BoomBoomsCousin · 18/11/2015 02:09

And the research objective was to identify the incentive of goal setting, not the incentive of 25p. So all correct answers got 25p whether the participant reached the goal or not and whether a goal was set or not. The results showed that men got significantly higher scores when a goal was set, even though that goal wasn't rewarded. Where as for women there was no significant difference between having a goal set and not having a goal set. There was no significant difference between men and women's average scores though. So the research showed that women, on average, do better than men when there is no goal set.

caroldecker · 18/11/2015 13:23

But the goal is bollocks and meaningless. All this potentially says is men will react to a meaningless goal more than women. If achieving the goal meant they got £1m, maybe the women would be more goal orientated.

VestalVirgin · 18/11/2015 13:44

All this potentially says is men will react to a meaningless goal more than women.

I would not be surprised by that at all. If you look at the world, it is mostly men who are participating in meaningless competition.

BoomBoomsCousin · 18/11/2015 15:04

Yes. From a people management point of view it says if your staff are mainly men, you may not need to attach monetary rewards when you set goals.

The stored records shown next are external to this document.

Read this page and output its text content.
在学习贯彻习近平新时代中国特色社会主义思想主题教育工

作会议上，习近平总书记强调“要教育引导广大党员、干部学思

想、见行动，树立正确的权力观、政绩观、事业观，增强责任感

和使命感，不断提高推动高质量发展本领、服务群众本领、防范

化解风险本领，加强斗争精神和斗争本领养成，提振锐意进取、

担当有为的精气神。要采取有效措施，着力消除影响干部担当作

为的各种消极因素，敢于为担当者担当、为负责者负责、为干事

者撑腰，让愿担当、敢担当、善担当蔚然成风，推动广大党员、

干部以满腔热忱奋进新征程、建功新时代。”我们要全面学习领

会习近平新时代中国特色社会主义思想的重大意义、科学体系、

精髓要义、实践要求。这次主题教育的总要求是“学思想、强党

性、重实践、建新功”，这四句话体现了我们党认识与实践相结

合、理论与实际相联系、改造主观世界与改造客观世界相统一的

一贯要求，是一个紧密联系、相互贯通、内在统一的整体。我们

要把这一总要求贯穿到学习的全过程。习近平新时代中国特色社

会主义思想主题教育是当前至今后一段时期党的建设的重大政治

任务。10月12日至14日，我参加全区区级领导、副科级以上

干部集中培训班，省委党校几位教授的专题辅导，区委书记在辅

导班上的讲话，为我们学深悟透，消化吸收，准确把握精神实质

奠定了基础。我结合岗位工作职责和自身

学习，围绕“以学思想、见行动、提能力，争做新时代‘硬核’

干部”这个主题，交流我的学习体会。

howtorebuild · 18/11/2015 15:08

Ok thanks, so you think bigger financial rewards for goals achieved will work best?

OP posts:
BoomBoomsCousin · 18/11/2015 15:09

Although, again, 109 people. One experiment. And almost certainly not a subject pool that is representative of the whole population. Not exactly the most robust evidence. But a springboard for further research if you were interested in that sort of thing.

BoomBoomsCousin · 18/11/2015 15:11

howto works best for whom? What I think experiments that highlight these sorts of differences really show is that humans are diverse and to manage a group of them well you need to know them individually and tailor your management to the individual, or, for group rewards, have more than one strategy.

BoomBoomsCousin · 18/11/2015 15:11

for group incentives I mean.

howtorebuild · 18/11/2015 15:14

I am interested in order to encourage my dd to do her physio.

OP posts:
BoomBoomsCousin · 18/11/2015 15:24

That's tricky if she doesn't like them!

For an individual you need to find what works for her. What has got her going in the past? Is the physio need a short term or long term thing? If short term, and she responds well to rewards, then a monetary or toy (don't know how old she is) incentive might work well. OR the promise of a day out or something. If she's very competitive then a goal without rewards but where you watch and remark on how brilliant she is might work, especially if she could post something to facebook or some other social media site lauding her successes. If it's long term you need to work towards making her want to do it for its own sake. That could be reward based - if young then something you provide now, but as she grows making sure she's aware of how much she gains from doing the phisio in terms of mobility(?), ability to earn more money because she is healthier(?) reduced pain(?). But I have also read that long term self motivation is best encouraged by focusing on how good it feels to have completed something, so after she's done it focus on her feelings of accomplishment and then on what new thing she can achieve that she wouldn't have done if she hadn't done the phisio.

Don't know how useful that is. And I'm not a psychologist, so may be completely of base. Have you asked her phisio about good incentives?

caroldecker · 18/11/2015 16:53

howto I think goals are useful there because they are clear benefits to your DD.

BoomBoomsCousin · 18/11/2015 17:07

It's not really the goal that's useful though. It's doing the physio. You can make that goal based or process based. e.g. concentrate more on the experience of doing it - make it social or add music or some other way of making hte actual activity more enjoyable; focus on moving between different exercises, or on how it feels as you do it; evaluate succes on the basis of the overall benfefit afforded rather than on reaching x number of repetitions, etc.

Goal setting is very pervasive in organizational culture because it's easy to tick boxes, but it isn't the only way to look at things.